How is this useful? If we wanted to use another template on each transformed photo, we can just map over the outputs of the TargetList:

transformed_photos = gwf.map(transform_photo, photos, name=get_photo_name)
compressed_photos = gwf.map(compress_photo, transformed_photos.outputs)

We could keep on going like this!

Collecting Files

Now that you’ve transformed and compressed your photos, you may also want to zip them into a single file. For this you wrote a template that looks like this:

def zip_files(paths, output_path):
    inputs = {'paths': paths}
    outputs = {'zipped_file': output_path}
    options = {}
    spec = """zip ..."""
    return AnonymousTarget(inputs=inputs, outputs=outputs, options=options, spec=spec)

Your template accepts two arguments: a list of files to zip and where to put the resulting file. We can’t use map() because we don’t want a zip file per photo, but a single target that depends on all of the photo files.

We start out by writing our call to target_from_template():

transformed_photos = gwf.map(transform_photo, photos, name=get_photo_name)
compressed_photos = gwf.map(compress_photo, transformed_photos.outputs)
gwf.target_from_template(
    name='zip_photos',
    zip_files(
        paths=[...],
        output_path="photos.zip"
    )
)

How do we get the list of paths? We can use the collect() helper function!
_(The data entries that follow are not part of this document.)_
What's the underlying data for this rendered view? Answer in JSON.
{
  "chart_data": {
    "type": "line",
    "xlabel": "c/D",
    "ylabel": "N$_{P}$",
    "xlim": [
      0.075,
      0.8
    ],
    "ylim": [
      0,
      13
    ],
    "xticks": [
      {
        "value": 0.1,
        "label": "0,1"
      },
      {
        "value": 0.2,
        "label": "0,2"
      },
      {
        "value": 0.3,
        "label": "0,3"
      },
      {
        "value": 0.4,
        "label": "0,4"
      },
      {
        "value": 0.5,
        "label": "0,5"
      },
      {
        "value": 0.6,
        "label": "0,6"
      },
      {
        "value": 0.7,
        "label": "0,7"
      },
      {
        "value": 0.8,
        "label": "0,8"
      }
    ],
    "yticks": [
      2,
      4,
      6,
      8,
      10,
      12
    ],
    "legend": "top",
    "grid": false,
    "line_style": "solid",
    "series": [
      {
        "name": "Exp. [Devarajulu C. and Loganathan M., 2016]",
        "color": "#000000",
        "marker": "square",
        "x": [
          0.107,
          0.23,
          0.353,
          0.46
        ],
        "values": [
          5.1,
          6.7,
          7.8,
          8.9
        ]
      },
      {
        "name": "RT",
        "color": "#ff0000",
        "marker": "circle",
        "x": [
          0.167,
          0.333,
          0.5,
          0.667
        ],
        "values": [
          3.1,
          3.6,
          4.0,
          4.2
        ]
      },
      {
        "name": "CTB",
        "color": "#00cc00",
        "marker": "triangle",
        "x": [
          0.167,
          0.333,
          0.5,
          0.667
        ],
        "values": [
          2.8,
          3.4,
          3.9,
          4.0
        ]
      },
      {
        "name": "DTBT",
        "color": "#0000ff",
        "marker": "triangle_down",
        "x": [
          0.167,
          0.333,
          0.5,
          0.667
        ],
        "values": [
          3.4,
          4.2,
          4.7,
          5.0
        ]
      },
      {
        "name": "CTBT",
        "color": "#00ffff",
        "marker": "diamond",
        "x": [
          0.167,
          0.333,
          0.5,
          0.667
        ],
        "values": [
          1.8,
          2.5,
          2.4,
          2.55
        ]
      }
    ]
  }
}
from gwf.workflow import collect

transformed_photos = gwf.map(transform_photo, photos, name=get_photo_name)
compressed_photos = gwf.map(compress_photo, transformed_photos.outputs)
gwf.target_from_template(
    name='zip_photos',
    zip_files(
        paths=collect(compress_photos.outputs, ['path']),
        output_path="photos.zip"
    )
)

The collect() function takes a list of dictionaries and produces a single dictionary containing a list for each key. So when given this:

[
    {'path': 'photos/dog.jpg.new'},
    {'path': 'photos/horse.jpg.new'},
    {'path': 'photos/cat.jpg.new'},
]

it simply produces this:

{
    'paths': ['photos/dog.jpg.new', 'photos/horse.jpg.new', 'photos/cat.jpg.new'],
}

Note that the name path has been pluralized, so it’s now paths in the dictionary. We can pass this directly to our zip_files template:

from gwf.workflow import collect

transformed_photos = gwf.map(transform_photo, photos, name=get_photo_name)
compressed_photos = gwf.map(compress_photo, transformed_photos.outputs)
gwf.target_from_template(
    name='zip_photos',
    zip_files(
        paths=**collect(compress_photos.outputs, ['path']),
        output_path="photos.zip"
    )
)

We use Python’s double-star operator to pass a dictionary as keyword arguments to a function.